For law departments around the U.S., the 2008 financial crisis sparked a new movement in legal spend: cut overall costs by relying less on outside counsel and more on the department’s own diligent work and internal expertise. With the crisis seven years in the rearview mirror, one might think that all of this insourcing of legal work would be over. But based on data collected by Thomson Reuters, the trend appears to be alive and well.

The “Thomson Reuters Legal Department In-Sourcing and Efficiency Report,” which looks at feedback from more than 300 in-house attorneys, shows that legal departments are not only cutting outside counsel spending, but also looking inward to see where they can grow as a department and become more efficient without tapping the expertise of outside firms.

The top challenge facing the survey’s corporate counsel is a familiar one: too few resources. Some 27 percent of respondents ranked this as the No. 1 challenge, just above another important issue: reducing outside legal costs. “I think that after 2008, departments have been quite clear that they’re a cost center and will be treated as a cost center,” says Bernadette Bulacan, director of market development at Thomson Reuters. “Is it an evolving trend? I think it’s just going to be the ongoing course.”

It’s clear that reducing reliance on outside counsel continues to be one of the ways departments look to cut costs and do more with less. Over the past two years, according to the data, 35 percent of respondents reported an overall decrease in their reliance on outside counsel to get legal work done. A staggering 79 percent reported that this decrease in work has been caused by redirection of matters in-house.

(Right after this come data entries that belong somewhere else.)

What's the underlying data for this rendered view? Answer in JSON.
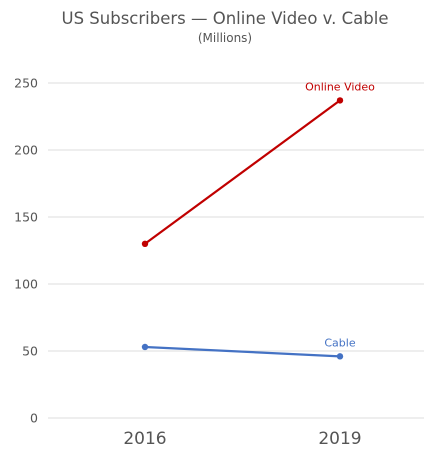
{
  "chart_data": {
    "type": "line",
    "title": "US Subscribers — Online Video v. Cable",
    "subtitle": "(Millions)",
    "xlabel": "",
    "ylabel": "",
    "categories": [
      "2016",
      "2019"
    ],
    "ylim": [
      0,
      250
    ],
    "yticks": [
      0,
      50,
      100,
      150,
      200,
      250
    ],
    "grid": true,
    "legend": "none",
    "series": [
      {
        "name": "Online Video",
        "values": [
          130,
          237
        ],
        "color": "#c00000"
      },
      {
        "name": "Cable",
        "values": [
          53,
          46
        ],
        "color": "#4472c4"
      }
    ]
  }
}
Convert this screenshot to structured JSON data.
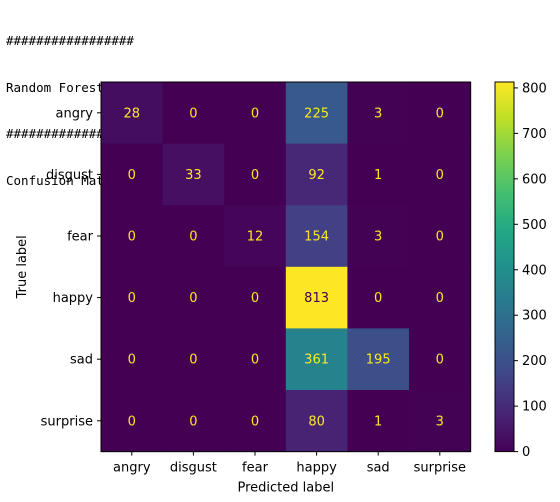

Of course, the level of in-house versus outside attention that is given to legal tasks varies. The survey broke down which tasks tend to be kept in-house and which tend to be handed off, and found that some areas such as contracts are very likely to stay solely or mostly in the legal department. Others, such as mergers and acquisitions or litigation, are more likely to use outside counsel help and expertise.

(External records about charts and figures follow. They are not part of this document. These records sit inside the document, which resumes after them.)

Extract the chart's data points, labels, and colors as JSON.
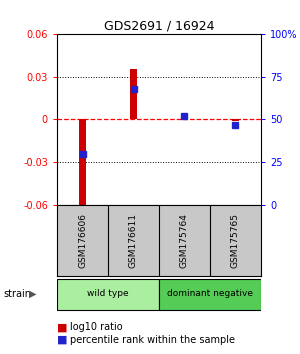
{
  "title": "GDS2691 / 16924",
  "samples": [
    "GSM176606",
    "GSM176611",
    "GSM175764",
    "GSM175765"
  ],
  "log10_ratio": [
    -0.063,
    0.035,
    0.003,
    -0.001
  ],
  "percentile_rank": [
    30,
    68,
    52,
    47
  ],
  "ylim": [
    -0.06,
    0.06
  ],
  "yticks_left": [
    -0.06,
    -0.03,
    0,
    0.03,
    0.06
  ],
  "yticks_right": [
    0,
    25,
    50,
    75,
    100
  ],
  "bar_color": "#CC0000",
  "dot_color": "#2222CC",
  "zero_line_color": "#FF0000",
  "grid_color": "#000000",
  "bg_color": "#FFFFFF",
  "sample_box_color": "#C8C8C8",
  "wild_type_color": "#AAEEA0",
  "dominant_neg_color": "#55CC55",
  "legend_red": "#CC0000",
  "legend_blue": "#2222CC",
  "groups": [
    {
      "label": "wild type",
      "color": "#AAEEA0",
      "start": 0,
      "end": 2
    },
    {
      "label": "dominant negative",
      "color": "#55CC55",
      "start": 2,
      "end": 4
    }
  ]
}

Eric Laughlin, managing director of legal managed services and the corporate segment at Thomson Reuters, says that it makes sense that companies would want to keep some types of matters close to home in areas where the business-specific institutional knowledge and background of an in-house lawyer is essential to a job well done. “When thinking about areas of work like contracts and corporate governance and compliance,” Laughlin notes, “you are going to be much more effective if you’re part of the business rather than an associate at a law firm who has to get up to speed quickly on a company and then tries to add value.”

In order to meet the demands of the new normal, law departments are beefing up their in-house teams. In 2014, 60 percent of legal departments in the survey hired new staff, including plenty of nonattorney support staff as well as contract attorneys. Almost one-third of respondents said they planned to hire even more in the coming year.

Another reason why it might be a good time to be on the in-house counsel and staff job market is that departments are actually creating brand new positions. Some 33 percent say they have done this is the last year, particularly in the hot areas of contracts and compliance.

This emphasis on building the internal team seems to show that law departments have shifted their focus beyond just outside counsel management. Bulacan notes that many law departments have figured out how to rein in costs using such tools as discounts, matter budgets and alternative fees, and now are comfortable enough to turn attention elsewhere. “Now that its part of the common discourse with outside counsel,” she says, “we have this opportunity to look at internal teams and really look at how to bulk up their strength and take advantage of those skills that they bring to the table.”